Startseite Aargau Zurzibiet
Ein halbes Jahrhundert haben Theres und Urs Welte-Michel ihre Gäste im Landgasthaus in Leibstadt bewirtet. 1970 übernahmen sie es in dritter Generation – jetzt schalten sie einen Gang zurück.
Menschen laufen von links nach rechts, sie tragen grosse Kartons raus oder räumen Regale. Im «Schützen» ist zurzeit trotz Restaurantschliessung einiges los. Theres Welte ist leicht gestresst – sie will mit dem Ausräumen endlich fertig werden. 50 Jahre lang hat das Wirtepaar Theres und Urs Welte-Michel seine Gäste im «Schützen» in Leibstadt empfangen. Nun gehen die beiden in Pension.
1970 übernahm das Wirtepaar das Landgasthaus in dritten Generation. Urs’ Grossvater Emil Welte-Hilpert hatte den Betrieb Mitte der Fünfzigerjahre aufgebaut. Seither wurde das Angebot laufend vergrössert.
Zu den beliebtesten Spezialitäten von Theres und Urs Welte-Michel gehörten Egli im Chörbli oder saisonal Wild im Herbst. All die Jahre kochte Urs Welte ausschliesslich mit regionalen Produkten und die Kräuter, die der Küchenchef verwendete stammen sogar direkt aus dem eigenen Garten.
Der «Schützen» liegt in der Leibstadter Bernau, nahe am Rheinufer. Also ausserhalb des Dorfzentrums. Trotz der schwierig erreichbaren Lage durften Theres und Urs Welte-Michel über die Jahre viele Gäste empfangen. «Die wohl beste Zeit für das Restaurant begann 1972», sagt Theres Welte-Michel. Damals begann der Bau des Kernkraftwerks Leibstadt (KKL). Die Arbeiter, die am Bau beteiligt waren, kamen regelmässig in das Landgasthaus zum Essen, da es das nächste Lokal von der Baustelle aus war. «Wir hatten jeden Tag die Bude voll», erzählt die 70- jährige Theres Welte.
Auch als das Kernkraftwerk in Betrieb ging, kamen die Arbeiter zum Essen in den «Schützen». «In dieser Zeit besuchten uns viele interessante Menschen aus der ganzen Welt», sagt die Wirtin.
«In meiner Zeit als Wirtin im Schützen kann ich nichts Negatives finden», sagt Theres Welte.
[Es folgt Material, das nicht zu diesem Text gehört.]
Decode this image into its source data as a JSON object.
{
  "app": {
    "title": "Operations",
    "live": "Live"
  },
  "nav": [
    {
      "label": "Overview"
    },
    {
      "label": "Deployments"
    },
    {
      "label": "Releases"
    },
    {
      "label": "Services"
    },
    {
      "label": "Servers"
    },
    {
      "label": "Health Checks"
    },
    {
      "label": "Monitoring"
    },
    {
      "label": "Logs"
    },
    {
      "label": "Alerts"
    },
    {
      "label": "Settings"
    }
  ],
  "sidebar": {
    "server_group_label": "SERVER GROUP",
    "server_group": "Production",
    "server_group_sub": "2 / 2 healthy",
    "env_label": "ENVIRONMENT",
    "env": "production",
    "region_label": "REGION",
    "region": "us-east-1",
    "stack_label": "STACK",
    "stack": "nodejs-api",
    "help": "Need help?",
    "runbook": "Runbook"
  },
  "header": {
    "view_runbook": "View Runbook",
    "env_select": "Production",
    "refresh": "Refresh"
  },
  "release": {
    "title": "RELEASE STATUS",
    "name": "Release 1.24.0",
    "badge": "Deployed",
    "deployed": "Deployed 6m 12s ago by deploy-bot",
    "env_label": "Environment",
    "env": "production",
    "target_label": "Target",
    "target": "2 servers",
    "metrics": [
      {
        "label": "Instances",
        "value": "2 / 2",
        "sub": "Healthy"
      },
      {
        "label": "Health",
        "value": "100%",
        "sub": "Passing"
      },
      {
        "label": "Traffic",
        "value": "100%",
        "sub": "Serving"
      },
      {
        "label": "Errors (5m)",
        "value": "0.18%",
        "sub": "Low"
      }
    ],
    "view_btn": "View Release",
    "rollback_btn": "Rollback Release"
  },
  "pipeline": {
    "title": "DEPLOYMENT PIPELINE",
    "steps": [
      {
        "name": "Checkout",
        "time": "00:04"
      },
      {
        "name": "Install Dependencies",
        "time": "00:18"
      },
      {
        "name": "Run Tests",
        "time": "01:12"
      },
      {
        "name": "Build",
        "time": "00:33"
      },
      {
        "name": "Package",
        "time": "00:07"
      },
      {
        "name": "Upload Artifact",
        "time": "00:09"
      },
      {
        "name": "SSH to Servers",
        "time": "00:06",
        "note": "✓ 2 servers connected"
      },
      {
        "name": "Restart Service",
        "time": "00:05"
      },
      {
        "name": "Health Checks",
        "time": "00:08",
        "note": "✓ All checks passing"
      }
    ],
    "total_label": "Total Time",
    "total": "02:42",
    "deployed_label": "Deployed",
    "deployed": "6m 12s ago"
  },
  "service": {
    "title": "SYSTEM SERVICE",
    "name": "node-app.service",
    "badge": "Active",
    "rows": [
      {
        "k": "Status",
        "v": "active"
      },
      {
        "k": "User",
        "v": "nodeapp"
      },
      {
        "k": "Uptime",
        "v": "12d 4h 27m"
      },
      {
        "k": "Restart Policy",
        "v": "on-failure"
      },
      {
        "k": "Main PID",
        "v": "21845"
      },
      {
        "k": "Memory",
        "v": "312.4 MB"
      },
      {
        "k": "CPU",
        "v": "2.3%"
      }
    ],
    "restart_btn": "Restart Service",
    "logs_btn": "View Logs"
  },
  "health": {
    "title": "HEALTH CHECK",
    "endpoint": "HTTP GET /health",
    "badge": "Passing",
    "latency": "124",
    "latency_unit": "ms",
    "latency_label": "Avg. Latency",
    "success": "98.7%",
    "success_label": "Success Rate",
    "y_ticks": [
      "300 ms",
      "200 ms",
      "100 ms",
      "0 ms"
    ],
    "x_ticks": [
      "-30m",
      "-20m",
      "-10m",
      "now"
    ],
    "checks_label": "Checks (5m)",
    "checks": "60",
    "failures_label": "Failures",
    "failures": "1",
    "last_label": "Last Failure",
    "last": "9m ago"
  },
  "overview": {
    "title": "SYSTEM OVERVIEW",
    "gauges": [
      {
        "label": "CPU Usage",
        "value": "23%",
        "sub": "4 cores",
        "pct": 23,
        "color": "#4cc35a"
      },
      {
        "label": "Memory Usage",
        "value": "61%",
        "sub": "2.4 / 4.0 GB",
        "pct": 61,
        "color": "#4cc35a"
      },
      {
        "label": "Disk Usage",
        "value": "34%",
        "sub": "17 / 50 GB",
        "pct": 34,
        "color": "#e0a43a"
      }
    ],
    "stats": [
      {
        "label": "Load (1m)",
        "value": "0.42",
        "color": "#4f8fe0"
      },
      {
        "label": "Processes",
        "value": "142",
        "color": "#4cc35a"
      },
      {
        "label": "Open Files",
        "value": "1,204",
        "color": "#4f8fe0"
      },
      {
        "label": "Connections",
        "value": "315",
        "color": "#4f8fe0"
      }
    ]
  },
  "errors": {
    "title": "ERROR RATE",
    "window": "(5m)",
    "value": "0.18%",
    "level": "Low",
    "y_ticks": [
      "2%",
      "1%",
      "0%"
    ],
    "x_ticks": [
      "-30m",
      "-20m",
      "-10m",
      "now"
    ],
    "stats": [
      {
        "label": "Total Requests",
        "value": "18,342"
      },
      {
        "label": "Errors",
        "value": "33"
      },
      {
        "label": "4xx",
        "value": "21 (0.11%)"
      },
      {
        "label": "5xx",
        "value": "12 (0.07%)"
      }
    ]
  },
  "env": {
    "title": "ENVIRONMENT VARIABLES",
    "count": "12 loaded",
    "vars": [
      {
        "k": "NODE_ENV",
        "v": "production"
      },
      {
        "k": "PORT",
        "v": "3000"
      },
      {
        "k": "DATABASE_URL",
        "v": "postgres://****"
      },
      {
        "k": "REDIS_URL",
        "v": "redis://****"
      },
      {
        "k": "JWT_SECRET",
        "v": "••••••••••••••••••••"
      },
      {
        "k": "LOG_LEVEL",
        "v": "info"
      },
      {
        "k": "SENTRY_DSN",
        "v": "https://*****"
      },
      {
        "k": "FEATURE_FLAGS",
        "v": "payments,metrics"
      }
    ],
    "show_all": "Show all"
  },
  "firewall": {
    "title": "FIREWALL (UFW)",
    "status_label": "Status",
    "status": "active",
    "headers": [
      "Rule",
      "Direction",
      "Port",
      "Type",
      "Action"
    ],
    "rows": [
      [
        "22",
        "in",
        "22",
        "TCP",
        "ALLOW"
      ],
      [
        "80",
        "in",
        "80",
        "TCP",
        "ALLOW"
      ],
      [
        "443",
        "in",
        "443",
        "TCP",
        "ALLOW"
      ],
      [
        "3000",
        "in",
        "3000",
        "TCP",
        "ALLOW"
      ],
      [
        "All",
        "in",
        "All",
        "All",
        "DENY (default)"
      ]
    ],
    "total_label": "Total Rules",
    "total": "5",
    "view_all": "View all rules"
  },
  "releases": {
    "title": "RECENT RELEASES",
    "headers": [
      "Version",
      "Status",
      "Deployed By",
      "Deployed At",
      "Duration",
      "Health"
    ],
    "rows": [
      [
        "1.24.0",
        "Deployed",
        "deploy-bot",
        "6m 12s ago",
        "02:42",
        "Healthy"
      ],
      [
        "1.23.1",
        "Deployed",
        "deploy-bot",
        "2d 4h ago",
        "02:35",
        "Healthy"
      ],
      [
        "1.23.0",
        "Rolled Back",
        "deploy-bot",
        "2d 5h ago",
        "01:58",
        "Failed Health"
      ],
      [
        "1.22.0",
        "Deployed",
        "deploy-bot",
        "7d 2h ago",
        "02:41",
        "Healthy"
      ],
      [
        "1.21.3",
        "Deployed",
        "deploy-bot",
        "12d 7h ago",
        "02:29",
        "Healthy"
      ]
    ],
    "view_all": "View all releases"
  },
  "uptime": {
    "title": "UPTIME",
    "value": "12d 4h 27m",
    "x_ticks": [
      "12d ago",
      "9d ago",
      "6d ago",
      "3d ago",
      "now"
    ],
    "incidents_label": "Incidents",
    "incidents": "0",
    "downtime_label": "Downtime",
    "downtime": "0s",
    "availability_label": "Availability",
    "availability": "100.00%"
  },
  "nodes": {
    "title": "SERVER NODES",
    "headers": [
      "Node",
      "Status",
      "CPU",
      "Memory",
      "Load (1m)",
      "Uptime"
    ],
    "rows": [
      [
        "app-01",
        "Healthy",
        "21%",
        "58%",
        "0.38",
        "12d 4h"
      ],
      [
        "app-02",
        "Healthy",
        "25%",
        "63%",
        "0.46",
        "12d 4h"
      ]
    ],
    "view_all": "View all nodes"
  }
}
Zu verdanken hätten sie dies ihrem guten und langjährigen Personal und ihrer Leidenschaft für das Wirten. «Wir waren beide immer mit Leib und Seele dabei», sagt die Wirtin.
Sich unter Umständen wie der Coronasituation zu verabschieden, sei natürlich nicht ideal. Doch die Schliessung habe nichts mit der Pandemie zu tun «der Termin für die Schliessung stand schon lange fest», sagt Theres Welte.
Bereits vor fünf Jahren fällten die beiden den Entschluss, den «Schützen» zu verkaufen. Leider meldete sich in dieser Zeit niemand. Als dann Corona zum Thema wurde, musste auch der «Schützen» schliessen und das Ehepaar merkte nur noch mehr, dass sie nun wirklich bereit wären mit dem Wirten ganz aufzuhören.
Kaum war der Entschluss gefällt, meldete sich doch noch ein Käufer. «Sobald man aufhört zu suchen, findet man auch jemanden», sagt die Wirtin mit einem Schmunzeln. Das Landgasthaus wurde jedoch nicht wie geplant als Restaurant, sondern als Objekt verkauft. Heisst, dem Käufer gefiel vor allem die Lage, was er nun aber mit dem gekauften Land macht, sei noch nicht klar.
«Ich freue mich sehr auf den Ruhestand», sagt Theres Welte. Nach 50 Jahren ist das Ehepaar nun bereit, einen Gang zurück zu schalten. Mit ihrer neugewonnenen Freizeit wollen die beiden ihren Hobbys nachkommen und «einfach mal das Leben geniessen», erklärt Theres Welte. Das Wirten werde das Ehepaar nicht vermissen «Nach 50 Jahren, in denen ich immer von Menschen umgeben war, freue ich mich jetzt, einmal etwas nur für mich zu tun», sagt Theres Welte.